Entscheidungsdatum: 2016-07-12
Aktenzeichen: 1 StR 132/16
ECLI: ECLI:DE:BGH:2016:120716B1STR132.16.0
Dokumenttyp: Beschluss
Normen: § 180 AO, § 370 Abs 1 AO, § 10a GewStG, § 11 GewStG, §§ 11ff GewStG
Vorinstanz: vorgehend LG Schwerin, 11. September 2015, Az: 31 KLs 6/11
Spruchkörper: 1. Strafsenat
Steuerhinterziehung: Steuervorteil bei Bewirken eines fehlerhaften Gewerbesteuermessbescheids
Die Revisionen der Angeklagten gegen das Urteil des Landgerichts Schwerin vom 11. September 2015 werden als unbegründet verworfen (§ 349 Abs. 2 StPO).
Jeder Beschwerdeführer hat die Kosten seines Rechtsmittels zu tragen.
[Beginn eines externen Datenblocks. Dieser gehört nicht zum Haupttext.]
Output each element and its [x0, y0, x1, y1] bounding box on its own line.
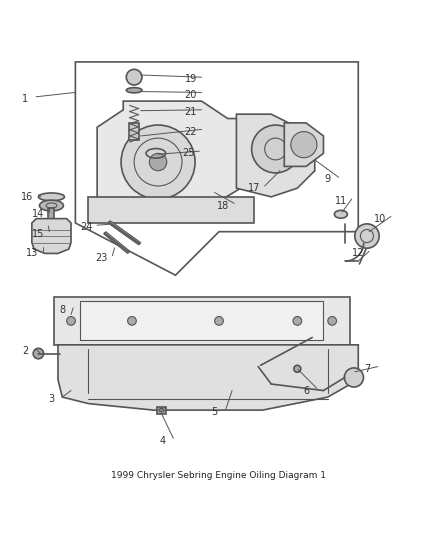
Bar — [88, 197, 254, 223]
Text: 23: 23 — [95, 253, 108, 263]
Ellipse shape — [334, 211, 347, 218]
Text: 4: 4 — [159, 435, 166, 446]
Text: 17: 17 — [247, 183, 260, 193]
Polygon shape — [108, 221, 141, 245]
Circle shape — [344, 368, 364, 387]
Polygon shape — [97, 101, 262, 214]
Text: 15: 15 — [32, 229, 45, 239]
Circle shape — [291, 132, 317, 158]
Bar — [48, 208, 54, 223]
Text: 10: 10 — [374, 214, 386, 224]
Text: 1999 Chrysler Sebring Engine Oiling Diagram 1: 1999 Chrysler Sebring Engine Oiling Diag… — [112, 471, 326, 480]
Circle shape — [127, 317, 136, 325]
Text: 13: 13 — [26, 248, 38, 259]
Text: 9: 9 — [325, 174, 331, 184]
Circle shape — [33, 349, 44, 359]
Polygon shape — [80, 301, 323, 341]
Text: 24: 24 — [80, 222, 92, 232]
Polygon shape — [32, 219, 71, 254]
Polygon shape — [58, 345, 358, 410]
Text: 3: 3 — [48, 394, 54, 404]
Polygon shape — [237, 114, 315, 197]
Polygon shape — [284, 123, 323, 166]
Text: 16: 16 — [21, 192, 34, 202]
Text: 1: 1 — [22, 94, 28, 104]
Text: 22: 22 — [184, 126, 197, 136]
Text: 5: 5 — [212, 407, 218, 417]
Text: 7: 7 — [364, 364, 370, 374]
Text: 11: 11 — [335, 196, 347, 206]
Circle shape — [293, 317, 302, 325]
Circle shape — [121, 125, 195, 199]
Circle shape — [294, 365, 301, 372]
Ellipse shape — [39, 193, 64, 201]
Circle shape — [149, 154, 167, 171]
Bar — [129, 123, 139, 140]
Circle shape — [67, 317, 75, 325]
Ellipse shape — [39, 200, 64, 211]
Ellipse shape — [47, 223, 55, 228]
Text: 6: 6 — [303, 385, 309, 395]
Circle shape — [252, 125, 300, 173]
Text: 8: 8 — [59, 305, 65, 315]
Text: 20: 20 — [184, 90, 197, 100]
Text: 12: 12 — [352, 248, 364, 259]
Text: 14: 14 — [32, 209, 45, 219]
Circle shape — [355, 224, 379, 248]
Circle shape — [215, 317, 223, 325]
Circle shape — [328, 317, 336, 325]
Circle shape — [126, 69, 142, 85]
Ellipse shape — [126, 87, 142, 93]
Text: 2: 2 — [22, 346, 28, 357]
Polygon shape — [104, 232, 130, 254]
Text: 25: 25 — [182, 148, 195, 158]
Text: 21: 21 — [184, 107, 197, 117]
Text: 19: 19 — [184, 75, 197, 84]
Bar — [157, 407, 166, 414]
Ellipse shape — [159, 408, 164, 412]
Polygon shape — [53, 297, 350, 345]
Text: 18: 18 — [217, 200, 230, 211]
Ergänzend bemerkt der Senat, dass ein unrichtiger Gewerbesteuermessbescheid ebenso wie ein unrichtiger Feststellungsbescheid zur einheitlichen und gesonderten Feststellung des Gewinns nach § 180 AO (BGH, Beschluss vom 22. November 2012 - 1 StR 537/12, BGHSt 58, 50) und die Feststellung eines zu hohen vortragsfähigen Gewerbeverlustes nach § 10a GewStG (BGH, Beschluss vom 2. November 2010 - 1 StR 544/09, NZWiSt 2012, 75) nicht gerechtfertigte Steuervorteile im Sinne des § 370 Abs. 1 AO darstellen.